4/25/19 | 4:15pm | E51-325
Reception to follow.
Abstract: The connection between continuous-time dynamics and discrete-time algorithms has led to the introduction of several methods in optimization. We add to this body of work by introducing a family of descent dynamics and descent algorithms with matching non-asymptotic convergence guarantees. This framework recovers many standard results in optimization. In addition, we provide a description of several general frameworks for accelerating descent algorithms when the objective function is convex. We use these framework to analyze a simple first-order algorithm called rescaled gradient descent (RGD), and show RGD achieves much faster convergence rate guarantees than gradient descent when the function is sufficiently smooth.
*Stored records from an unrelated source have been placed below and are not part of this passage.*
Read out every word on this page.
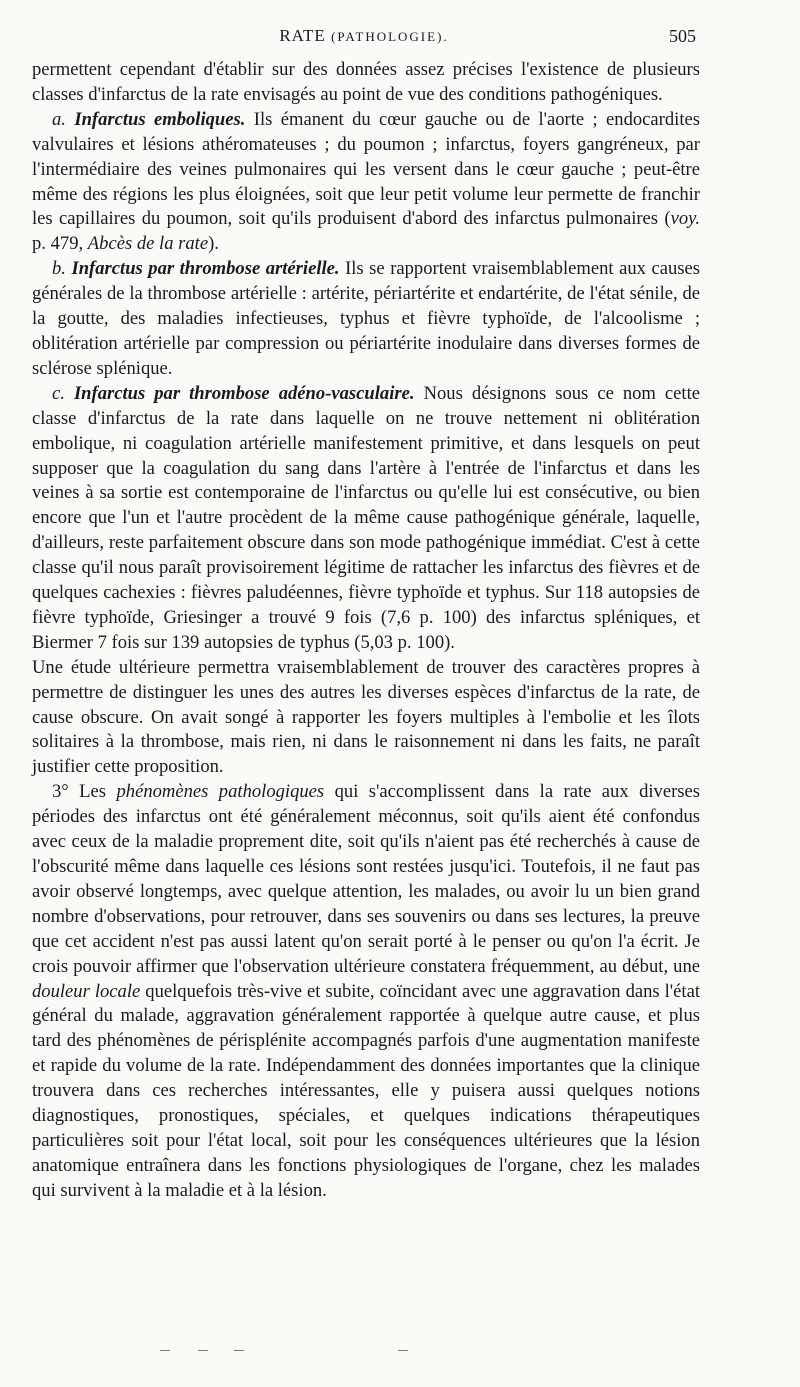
RATE (PATHOLOGIE).	505

permettent cependant d'établir sur des données assez précises l'existence de plusieurs classes d'infarctus de la rate envisagés au point de vue des conditions pathogéniques.

a. Infarctus emboliques. Ils émanent du cœur gauche ou de l'aorte ; endocardites valvulaires et lésions athéromateuses ; du poumon ; infarctus, foyers gangréneux, par l'intermédiaire des veines pulmonaires qui les versent dans le cœur gauche ; peut-être même des régions les plus éloignées, soit que leur petit volume leur permette de franchir les capillaires du poumon, soit qu'ils produisent d'abord des infarctus pulmonaires (voy. p. 479, Abcès de la rate).

b. Infarctus par thrombose artérielle. Ils se rapportent vraisemblablement aux causes générales de la thrombose artérielle : artérite, périartérite et endartérite, de l'état sénile, de la goutte, des maladies infectieuses, typhus et fièvre typhoïde, de l'alcoolisme ; oblitération artérielle par compression ou périartérite inodulaire dans diverses formes de sclérose splénique.

c. Infarctus par thrombose adéno-vasculaire. Nous désignons sous ce nom cette classe d'infarctus de la rate dans laquelle on ne trouve nettement ni oblitération embolique, ni coagulation artérielle manifestement primitive, et dans lesquels on peut supposer que la coagulation du sang dans l'artère à l'entrée de l'infarctus et dans les veines à sa sortie est contemporaine de l'infarctus ou qu'elle lui est consécutive, ou bien encore que l'un et l'autre procèdent de la même cause pathogénique générale, laquelle, d'ailleurs, reste parfaitement obscure dans son mode pathogénique immédiat. C'est à cette classe qu'il nous paraît provisoirement légitime de rattacher les infarctus des fièvres et de quelques cachexies : fièvres paludéennes, fièvre typhoïde et typhus. Sur 118 autopsies de fièvre typhoïde, Griesinger a trouvé 9 fois (7,6 p. 100) des infarctus spléniques, et Biermer 7 fois sur 139 autopsies de typhus (5,03 p. 100).

Une étude ultérieure permettra vraisemblablement de trouver des caractères propres à permettre de distinguer les unes des autres les diverses espèces d'infarctus de la rate, de cause obscure. On avait songé à rapporter les foyers multiples à l'embolie et les îlots solitaires à la thrombose, mais rien, ni dans le raisonnement ni dans les faits, ne paraît justifier cette proposition.

3° Les phénomènes pathologiques qui s'accomplissent dans la rate aux diverses périodes des infarctus ont été généralement méconnus, soit qu'ils aient été confondus avec ceux de la maladie proprement dite, soit qu'ils n'aient pas été recherchés à cause de l'obscurité même dans laquelle ces lésions sont restées jusqu'ici. Toutefois, il ne faut pas avoir observé longtemps, avec quelque attention, les malades, ou avoir lu un bien grand nombre d'observations, pour retrouver, dans ses souvenirs ou dans ses lectures, la preuve que cet accident n'est pas aussi latent qu'on serait porté à le penser ou qu'on l'a écrit. Je crois pouvoir affirmer que l'observation ultérieure constatera fréquemment, au début, une douleur locale quelquefois très-vive et subite, coïncidant avec une aggravation dans l'état général du malade, aggravation généralement rapportée à quelque autre cause, et plus tard des phénomènes de périsplénite accompagnés parfois d'une augmentation manifeste et rapide du volume de la rate. Indépendamment des données importantes que la clinique trouvera dans ces recherches intéressantes, elle y puisera aussi quelques notions diagnostiques, pronostiques, spéciales, et quelques indications thérapeutiques particulières soit pour l'état local, soit pour les conséquences ultérieures que la lésion anatomique entraînera dans les fonctions physiologiques de l'organe, chez les malades qui survivent à la maladie et à la lésion.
Throughout we provide several examples and numerical demonstrations.
Bio: Ashia Wilson is a postdoctoral candidate at Microsoft Research, New England. She received her doctorate in Statistics from the UC Berkeley, with undergraduate degrees from Harvard. Her work focuses on designing and analyzing algorithms for inference by utilizing dynamical systems and various tools from Physics. At Berkeley, she was advised by Michael Jordan and Benjamin Recht. She has been the recipient of several fellowships including the Berkeley Chancellors Fellowship and the NSF Graduate Research Fellowship.